Source: Louisa Gause, colored, age 70-75; Brittons Neck, S.C.
Personal interview by Annie Ruth Davis.
Project #1665
W.W. Dixon
Winnsboro, S.C.
GRACIE GIBSON
EX-SLAVE 86 YEARS OLD.
"I was born at Palatka, Florida. I was a slave of Captain John Kinsler. Wish all white men was just like him, and all white women like Miss Maggie Dickerson, de lady that looks after me now.
"Captain John wouldn't sell his niggers and part de members of de family. He fetched us all, Daddy George, Mammy Martha, Gran'dad Jesse, Gran'mammy Nancy, and my two brothers, Flanders and Henry, from Florida to Richland County, South Carolina, along wid de rest.

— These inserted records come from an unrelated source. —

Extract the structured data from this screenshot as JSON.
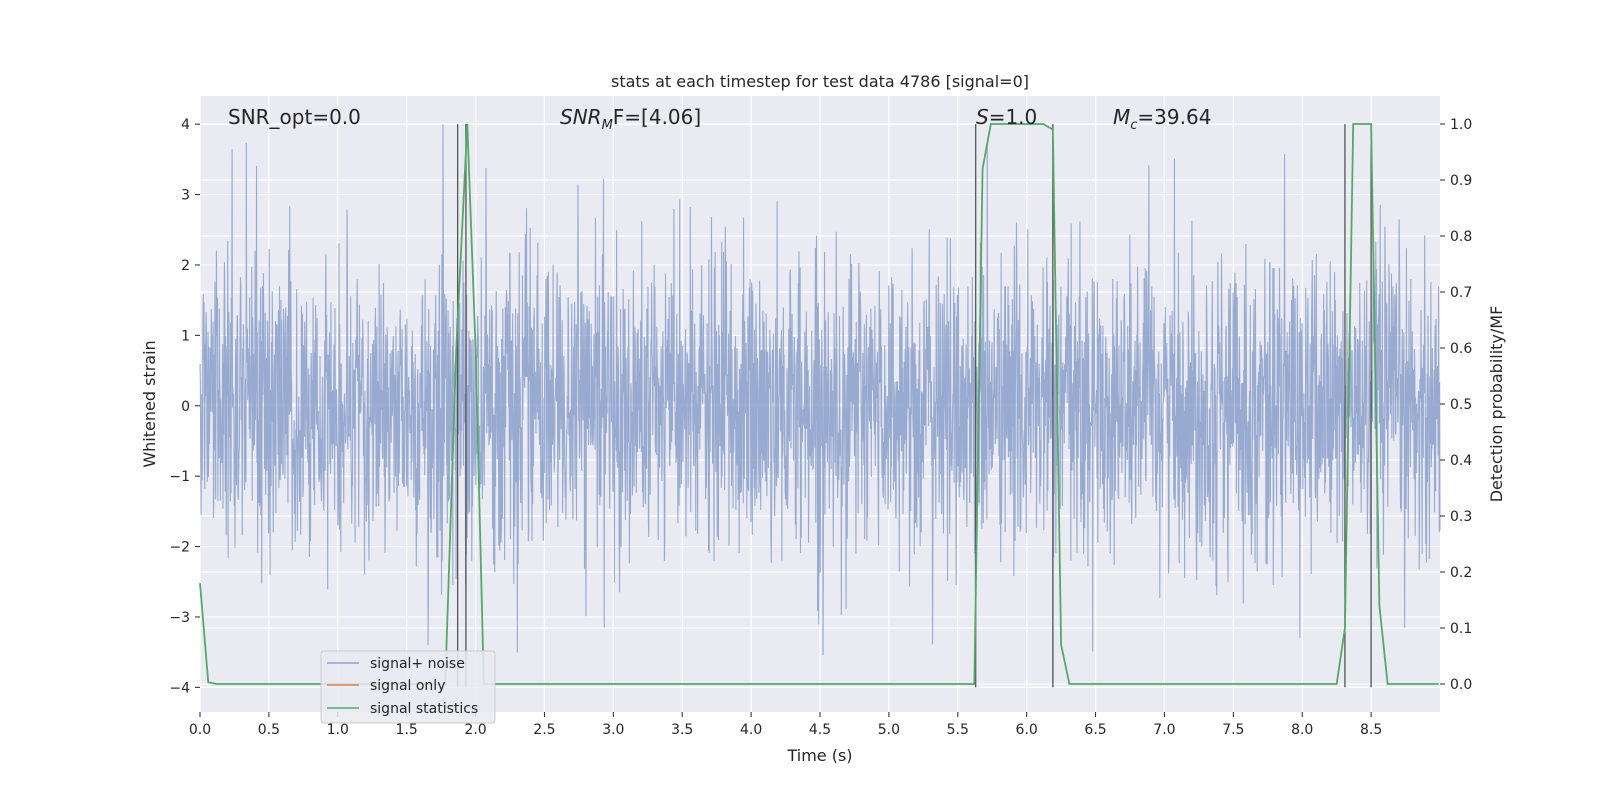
{
  "chart_data": {
    "type": "line",
    "title": "stats at each timestep for test data 4786 [signal=0]",
    "xlabel": "Time (s)",
    "ylabel_left": "Whitened strain",
    "ylabel_right": "Detection probability/MF",
    "xlim": [
      0,
      9.0
    ],
    "ylim_left": [
      -4.35,
      4.4
    ],
    "ylim_right": [
      -0.05,
      1.05
    ],
    "x_ticks": [
      "0.0",
      "0.5",
      "1.0",
      "1.5",
      "2.0",
      "2.5",
      "3.0",
      "3.5",
      "4.0",
      "4.5",
      "5.0",
      "5.5",
      "6.0",
      "6.5",
      "7.0",
      "7.5",
      "8.0",
      "8.5"
    ],
    "x_tick_values": [
      0.0,
      0.5,
      1.0,
      1.5,
      2.0,
      2.5,
      3.0,
      3.5,
      4.0,
      4.5,
      5.0,
      5.5,
      6.0,
      6.5,
      7.0,
      7.5,
      8.0,
      8.5
    ],
    "y_left_ticks": [
      "−4",
      "−3",
      "−2",
      "−1",
      "0",
      "1",
      "2",
      "3",
      "4"
    ],
    "y_left_tick_values": [
      -4,
      -3,
      -2,
      -1,
      0,
      1,
      2,
      3,
      4
    ],
    "y_right_ticks": [
      "0.0",
      "0.1",
      "0.2",
      "0.3",
      "0.4",
      "0.5",
      "0.6",
      "0.7",
      "0.8",
      "0.9",
      "1.0"
    ],
    "y_right_tick_values": [
      0.0,
      0.1,
      0.2,
      0.3,
      0.4,
      0.5,
      0.6,
      0.7,
      0.8,
      0.9,
      1.0
    ],
    "grid": true,
    "legend_placement": "lower-left",
    "annotations": {
      "snr_opt": "SNR_opt=0.0",
      "snr_mf_main": "SNR",
      "snr_mf_sub": "M",
      "snr_mf_rest": "F=[4.06]",
      "s_main": "S",
      "s_rest": "=1.0",
      "mc_main": "M",
      "mc_sub": "c",
      "mc_rest": "=39.64"
    },
    "series": [
      {
        "name": "signal+ noise",
        "color": "#8fa3cc",
        "axis": "left",
        "description_range": [
          -3.6,
          4.0
        ]
      },
      {
        "name": "signal only",
        "color": "#dd8452",
        "axis": "left",
        "x": [],
        "y": []
      },
      {
        "name": "signal statistics",
        "color": "#55a868",
        "axis": "right",
        "x": [
          0.0,
          0.06,
          0.12,
          1.78,
          1.86,
          1.94,
          2.0,
          2.06,
          5.62,
          5.68,
          5.74,
          6.12,
          6.19,
          6.25,
          6.31,
          8.25,
          8.31,
          8.37,
          8.43,
          8.5,
          8.56,
          8.62,
          8.99
        ],
        "y": [
          0.18,
          0.003,
          0.0,
          0.0,
          0.6,
          1.0,
          0.6,
          0.0,
          0.0,
          0.92,
          1.0,
          1.0,
          0.99,
          0.07,
          0.0,
          0.0,
          0.1,
          1.0,
          1.0,
          1.0,
          0.14,
          0.0,
          0.0
        ]
      }
    ],
    "vertical_lines": [
      1.87,
      1.93,
      5.63,
      6.19,
      8.31,
      8.5
    ]
  }
}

"My mistress was named Mary. Marster John had a daughter named Adelaide, but they call her Ada. I was called up on one of her birthdays, and Marster Bob sorta looked out of de corner of his eyes, first at me and then at Miss Ada, then he make a little speech. He took my hand, put it in Miss Ada's hand, and Say: 'Dis your birthday present, darlin'.' I make a curtsy and Miss Ada's eyes twinkle like a star and she take me in her room and took on powerful over me.
"We lived in a two-room log house daubed wid mud and it had a wood and mud chimney to de gable end of one room. De floor was hewed logs laid side by side close together. Us had all we needed to eat.
"De soap was made in a hopper for de slaves. How dat you ask? A barrel was histed on a stand 'bove de ground a piece; wheat straw was then put into de barrel, hickory ashes was then emptied in, then water, and then it set 'bout ten days or more. Then old fats and old grease, meat skins, and rancid grease, was put in. After a while de lye was drained out, put in a pot, and boiled wid grease. Dis was lye-soap, good to wash wid.